Is this approach to assessment compatible with providing data to our stakeholders about the effectiveness of the education we provide? We believe that it provides the best possible evidence: We explicitly state our learning goals, and we have the data to show our students are meeting them. We have made our philosophy and results of our work of the last several decades available to our higher education colleagues in Learning That Lasts: Integrating Learning, Development and Performance in College and Beyond (Ohio State University Press, 2002). We have also shared our approach to student assessment-as-learning with universities, community and technical colleges, professional schools and K-12 schools both nationally and internationally. These consortial and consultative conversations have demonstrated that student assessment-as-learning can be taken up by institutions of diverse missions and classifications, as long as faculty are willing to engage in the effort of making their learning expectations explicit, and are committed to making sure that students meet these expectations.

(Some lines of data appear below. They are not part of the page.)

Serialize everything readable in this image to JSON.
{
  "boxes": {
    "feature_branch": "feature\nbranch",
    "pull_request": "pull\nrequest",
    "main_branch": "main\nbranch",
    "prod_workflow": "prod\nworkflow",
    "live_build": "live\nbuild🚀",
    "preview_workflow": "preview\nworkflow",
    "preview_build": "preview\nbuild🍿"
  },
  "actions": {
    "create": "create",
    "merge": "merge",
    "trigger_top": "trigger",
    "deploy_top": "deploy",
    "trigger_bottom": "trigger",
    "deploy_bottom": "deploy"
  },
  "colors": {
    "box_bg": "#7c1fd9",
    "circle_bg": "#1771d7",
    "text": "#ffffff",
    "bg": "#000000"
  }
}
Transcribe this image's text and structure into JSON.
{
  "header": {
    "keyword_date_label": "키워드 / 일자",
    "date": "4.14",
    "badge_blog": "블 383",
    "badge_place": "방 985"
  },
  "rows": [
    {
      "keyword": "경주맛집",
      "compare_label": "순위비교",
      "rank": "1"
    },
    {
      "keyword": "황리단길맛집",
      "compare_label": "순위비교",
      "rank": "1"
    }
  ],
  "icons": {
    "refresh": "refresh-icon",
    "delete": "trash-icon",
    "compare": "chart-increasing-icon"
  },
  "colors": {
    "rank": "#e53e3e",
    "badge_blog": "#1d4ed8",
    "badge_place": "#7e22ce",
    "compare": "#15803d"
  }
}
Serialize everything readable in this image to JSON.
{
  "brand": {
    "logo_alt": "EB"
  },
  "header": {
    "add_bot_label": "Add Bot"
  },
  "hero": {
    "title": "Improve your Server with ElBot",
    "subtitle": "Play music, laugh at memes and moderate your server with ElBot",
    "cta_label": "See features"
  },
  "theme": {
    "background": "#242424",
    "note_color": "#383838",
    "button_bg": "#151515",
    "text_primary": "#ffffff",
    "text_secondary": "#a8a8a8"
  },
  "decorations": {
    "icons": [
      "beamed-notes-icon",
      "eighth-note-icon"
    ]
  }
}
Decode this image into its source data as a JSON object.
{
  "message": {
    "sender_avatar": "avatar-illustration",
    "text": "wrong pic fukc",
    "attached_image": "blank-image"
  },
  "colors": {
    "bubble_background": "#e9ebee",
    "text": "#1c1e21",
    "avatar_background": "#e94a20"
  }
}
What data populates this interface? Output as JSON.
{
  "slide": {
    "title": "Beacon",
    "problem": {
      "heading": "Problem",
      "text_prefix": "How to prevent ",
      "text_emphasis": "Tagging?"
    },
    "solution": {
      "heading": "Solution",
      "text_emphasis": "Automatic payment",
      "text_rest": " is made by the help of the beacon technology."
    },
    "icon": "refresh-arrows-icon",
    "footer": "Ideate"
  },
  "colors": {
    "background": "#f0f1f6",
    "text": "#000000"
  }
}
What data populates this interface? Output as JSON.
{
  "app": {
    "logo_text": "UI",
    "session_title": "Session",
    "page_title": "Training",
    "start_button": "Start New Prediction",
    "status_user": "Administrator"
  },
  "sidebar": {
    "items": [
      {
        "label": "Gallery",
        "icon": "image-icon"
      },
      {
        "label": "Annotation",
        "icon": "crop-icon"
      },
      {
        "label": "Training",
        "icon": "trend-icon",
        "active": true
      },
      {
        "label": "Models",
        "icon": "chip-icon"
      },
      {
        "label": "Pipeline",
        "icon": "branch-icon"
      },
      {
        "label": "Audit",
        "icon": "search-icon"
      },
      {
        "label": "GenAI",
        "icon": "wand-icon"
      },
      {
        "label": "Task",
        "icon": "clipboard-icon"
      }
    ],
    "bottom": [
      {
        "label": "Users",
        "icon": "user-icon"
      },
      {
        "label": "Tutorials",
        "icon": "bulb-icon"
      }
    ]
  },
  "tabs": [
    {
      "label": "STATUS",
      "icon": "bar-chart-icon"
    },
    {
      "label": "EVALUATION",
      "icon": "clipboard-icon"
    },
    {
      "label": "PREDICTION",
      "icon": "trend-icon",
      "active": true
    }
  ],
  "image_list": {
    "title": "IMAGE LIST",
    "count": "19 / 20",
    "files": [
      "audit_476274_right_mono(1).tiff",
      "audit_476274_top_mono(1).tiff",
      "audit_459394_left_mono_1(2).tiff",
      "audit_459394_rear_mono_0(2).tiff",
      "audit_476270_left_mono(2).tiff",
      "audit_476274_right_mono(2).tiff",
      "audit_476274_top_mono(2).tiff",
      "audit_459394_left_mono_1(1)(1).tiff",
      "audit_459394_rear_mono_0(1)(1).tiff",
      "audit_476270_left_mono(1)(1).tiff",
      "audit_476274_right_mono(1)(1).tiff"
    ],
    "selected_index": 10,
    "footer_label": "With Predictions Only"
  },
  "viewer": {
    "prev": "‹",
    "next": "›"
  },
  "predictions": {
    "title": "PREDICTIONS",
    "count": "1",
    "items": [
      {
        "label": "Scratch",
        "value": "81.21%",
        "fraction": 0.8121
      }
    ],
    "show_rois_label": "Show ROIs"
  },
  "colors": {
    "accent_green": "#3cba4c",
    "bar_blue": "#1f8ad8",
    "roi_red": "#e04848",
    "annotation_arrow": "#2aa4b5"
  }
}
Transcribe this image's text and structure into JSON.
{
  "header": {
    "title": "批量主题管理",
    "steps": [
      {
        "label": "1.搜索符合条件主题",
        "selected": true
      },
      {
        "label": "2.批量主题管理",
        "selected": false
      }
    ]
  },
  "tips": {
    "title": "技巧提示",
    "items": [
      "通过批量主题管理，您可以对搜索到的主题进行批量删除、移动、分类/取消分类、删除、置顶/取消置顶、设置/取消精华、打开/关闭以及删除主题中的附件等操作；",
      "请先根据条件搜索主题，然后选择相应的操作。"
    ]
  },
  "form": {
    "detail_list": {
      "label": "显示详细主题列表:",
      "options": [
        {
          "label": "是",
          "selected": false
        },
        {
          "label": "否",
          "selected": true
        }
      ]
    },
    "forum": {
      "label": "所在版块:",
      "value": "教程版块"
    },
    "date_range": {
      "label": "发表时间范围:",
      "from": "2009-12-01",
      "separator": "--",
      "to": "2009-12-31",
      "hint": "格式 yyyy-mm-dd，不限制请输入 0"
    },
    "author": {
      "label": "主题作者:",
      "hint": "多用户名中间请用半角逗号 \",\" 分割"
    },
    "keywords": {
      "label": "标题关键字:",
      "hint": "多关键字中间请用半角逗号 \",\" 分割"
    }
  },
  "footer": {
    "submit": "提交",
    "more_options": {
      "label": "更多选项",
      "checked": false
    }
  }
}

Is our approach to assessment consistent with using standardized measures of student learning? Yes, if the focus of these measures continues to be on the improvement of learning for our students. For a number of years, we have administered the National Survey of Student Engagement to our students. We are proud of the high marks our students have given their Alverno education for the diverse, challenging and supportive learning environment the college provides. The NSSE instrument measures what is very important to us -- students’ experience of their learning and their engagement in it -- and we have used the results to guide improvements in both advising processes and co-curricular life.

In an article in the Association of American Colleges and Universities’ Peer Review, “Can Assessment for Accountability Complement Assessment for Improvement?” Trudy Banta observed that across the country “some faculty in virtually every institution” are trying out the assessment of learning outcomes for their potential for improving student learning. She recommends that we should look very carefully at the validity and reliability of standardized tests before we adopt them wholesale. If we must compare student performance across institutions, in those cases where institutions share learning goals, comparing student performance in relation to common rubrics would give much richer and more relevant evidence of what students are learning than standardized tests. Accountability for results is not inconsistent with assessing to promote student learning, but promoting student learning should always come first. Banta hopes, as I do, that calls for assessment for accountability -- what I have called “trickle down assessment” -- will not stifle this movement for assessing from the ground up.